Luxembourg publishes a first draft of administrative dissolution without liquidation procedure


Bill n°6539B, resulting from the splitting of bill n°6539 relating to the safeguard of companies and the modernization of bankruptcy law, provides for the introduction of a new forced dissolution procedure applicable to certain companies Luxembourg companies that do not comply with Luxembourg law.

Currently, pursuant to article 1200-1 of the law of August 10, 1915 on commercial companies, as amended (the company law), the public prosecutor may ask the district court to order the dissolution and liquidation of any Luxembourg company which (i) carries out activities contrary to criminal law or (ii) seriously contravenes the provisions of the commercial code , laws on commercial companies (eg absence of registered office or management or failure to approve and file annual accounts) or provisions relating to commercial licenses.

If the offenses are deemed serious enough, the court appoints one or more liquidators and decides on the mode of liquidation. The liquidator’s mission is to identify all of the company’s assets and liabilities, to pay the liabilities by realizing the assets and to distribute the liquidation proceeds, if any, to the partners.

This procedure imposes a significant administrative burden on the courts as well as significant costs deemed disproportionate when it comes to inactive companies without assets.

In this context, it is proposed to introduce a new procedure, administrative dissolution without liquidation, as an alternative method to judicial liquidation, which should eliminate the “empty shells” in a short time and at a limited cost.

Who is eligible?

To enter the scope of the administrative dissolution procedure, three cumulative conditions must be respected:

  • The company is a commercial company subject to the provisions of article 1200-1 paragraph 1 of the Companies Code, i.e. a company whose activities violate criminal law or which seriously contravenes the provisions of the commercial code or laws governing commercial companies;

  • the business has no employees; and

  • the company has no assets.

The procedure for administrative dissolution without liquidation would not apply to entities subject to prudential supervision and which do not fall within the scope of the regulations applicable to bankruptcies, in particular:

  • credit institutions and investment firms subject to Part II of the amended law of 18 December 2015 relating to the failure of credit institutions and certain investment firms;

  • the other financial institutions and entities referred to in Article 2, paragraph 1 of the amended law of 18 December 2015;

  • insurance and reinsurance companies subject to the amended law of 7 December 2015 relating to the insurance sector;

  • specialized investment funds subject to the amended law of 13 February 2007 relating to specialized investment funds;

  • payment institutions and electronic money institutions subject to the amended law of 10 November 2009 on payment services; and

  • reserved alternative investment funds subject to the amended law of 23 July 2016 relating to reserved alternative investment funds.

How it works?

The procedure is still subject to change but, based on the latest version of the draft law, would mainly consist of the following steps:

  • Identification by the public prosecutor of companies likely to be subject to administrative dissolution on the basis of information and documents obtained from the Luxembourg Trade and Companies Register (RCS), the National Institute of Statistics and public administrations.

  • Request of the public prosecutor to the RCS to open the procedure of administrative dissolution without liquidation.

  • Opening by the RCS of the procedure within three days of the request made by the public prosecutor.

  • Notification by the RCS of the decision to initiate the procedure by registered letter with acknowledgment of receipt addressed to the registered office of the company.

  • Publication of the above decision in extracts within three days in two newspapers in Luxembourg and in the Electronic Compendium of Societies and Associations (RESA).
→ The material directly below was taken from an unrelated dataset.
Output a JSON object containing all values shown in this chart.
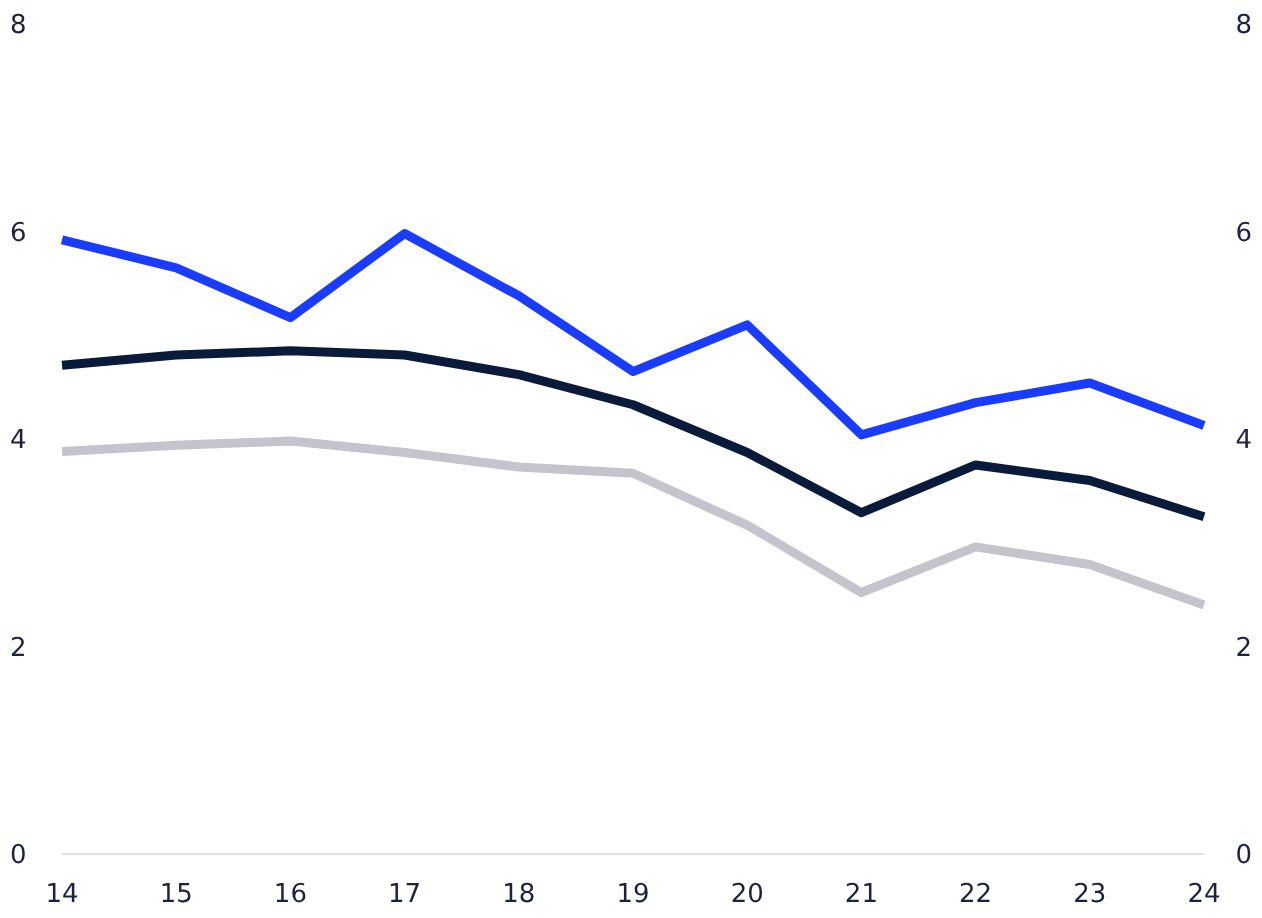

  • Possibility for the company that is the subject of the decision to open the administrative dissolution procedure, as well as any interested third party, to lodge an appeal against this decision within one month of its publication in the RESA.

  • Audit by the RCS to confirm the absence of assets and employees in the company. For this, the RCS will request information from banks, non-life insurance companies, the mortgage office, the land registry, the National Automobile Traffic Company (National Motor Traffic Company), tax authorities and the Joint Social Security Center (Common Social Security Center).

  • At the end of its mission, the RCS informs the public prosecutor of its findings. If the conditions for dissolution are met, the public prosecutor will ask the RCS to continue the procedure.

  • Decision of the RCS to close the procedure (to be taken no later than six months after the publication of the decision to open the procedure). This decision leads to the dissolution of the company.

  • Publication in the RESA of the decision to close the administrative dissolution procedure.

  • If property is found after the closure of the administrative dissolution procedure, the tribunal de grande instance sitting in commercial matters may order the liquidation of the company at the request of the public prosecutor pursuant to article 1200-1 of the code. companies, provided that the estimated value of the assets exceeds the estimated costs of liquidation. The company is deemed to exist for the purpose of its liquidation.